My advice to innkeepers... Unfortunately we are aware of some widely used products in our industry that say they are compliant but are not. For instance - one company posts its own self-audit online - and the audit shows they failed in a number of areas. So anyone using this system knows they are using a non-PCI-DSS/non-PA-DSS compliant product, that hasn't passed a self-audit. Another stores full credit card and CVV data, which is expressly against the PCI compliance rules. Another doesn't encrypt anything at all and stores all the info including CVV right on your desktop in an Access 2.0 database from the 1990s. A lot of companies think the quarterly HackerSafe seal is enough to be compliant. That is not correct. If you are innkeeper using a system that you know stores things like CVV or that failed a PCI audit - then you could be held liable in the event of a security breach. The unfortunate part is that PCI insurance is null and void if you are using non-compliant software.

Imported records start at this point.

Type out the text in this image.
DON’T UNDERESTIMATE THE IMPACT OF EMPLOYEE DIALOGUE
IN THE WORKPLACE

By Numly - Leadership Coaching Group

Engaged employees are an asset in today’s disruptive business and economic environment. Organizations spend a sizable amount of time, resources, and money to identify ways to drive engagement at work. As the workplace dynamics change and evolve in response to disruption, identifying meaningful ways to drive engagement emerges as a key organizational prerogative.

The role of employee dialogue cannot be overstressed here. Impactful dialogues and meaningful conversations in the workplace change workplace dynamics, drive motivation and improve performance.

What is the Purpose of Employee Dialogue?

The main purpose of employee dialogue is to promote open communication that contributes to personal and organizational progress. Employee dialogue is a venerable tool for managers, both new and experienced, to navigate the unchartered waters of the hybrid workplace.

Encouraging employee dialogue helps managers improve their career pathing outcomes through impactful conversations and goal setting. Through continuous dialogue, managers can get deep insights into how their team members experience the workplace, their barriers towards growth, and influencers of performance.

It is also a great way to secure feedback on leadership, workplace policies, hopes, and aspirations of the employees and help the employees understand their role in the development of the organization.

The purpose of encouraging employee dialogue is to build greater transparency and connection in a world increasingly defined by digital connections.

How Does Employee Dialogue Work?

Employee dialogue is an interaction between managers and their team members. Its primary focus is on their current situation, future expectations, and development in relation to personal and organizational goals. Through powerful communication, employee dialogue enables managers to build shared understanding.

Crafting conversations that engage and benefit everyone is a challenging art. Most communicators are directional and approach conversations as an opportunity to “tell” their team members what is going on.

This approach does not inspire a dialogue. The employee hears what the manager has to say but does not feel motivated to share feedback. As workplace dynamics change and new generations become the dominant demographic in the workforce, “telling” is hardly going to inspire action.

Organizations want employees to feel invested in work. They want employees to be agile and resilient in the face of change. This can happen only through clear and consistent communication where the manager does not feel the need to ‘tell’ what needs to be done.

I would highly recommend that when you are looking for a software platform or booking engine/availability calendar, find a provider that has passed an external PCI/PA-DSS audit so you don't wake up one day and hear that the bank is no longer going to allow you to process credit cards, or worse - that you are liable for a security breach because you used software that was not compliant.
We'll try to keep you guys up-to-speed on things relating to this as they develop.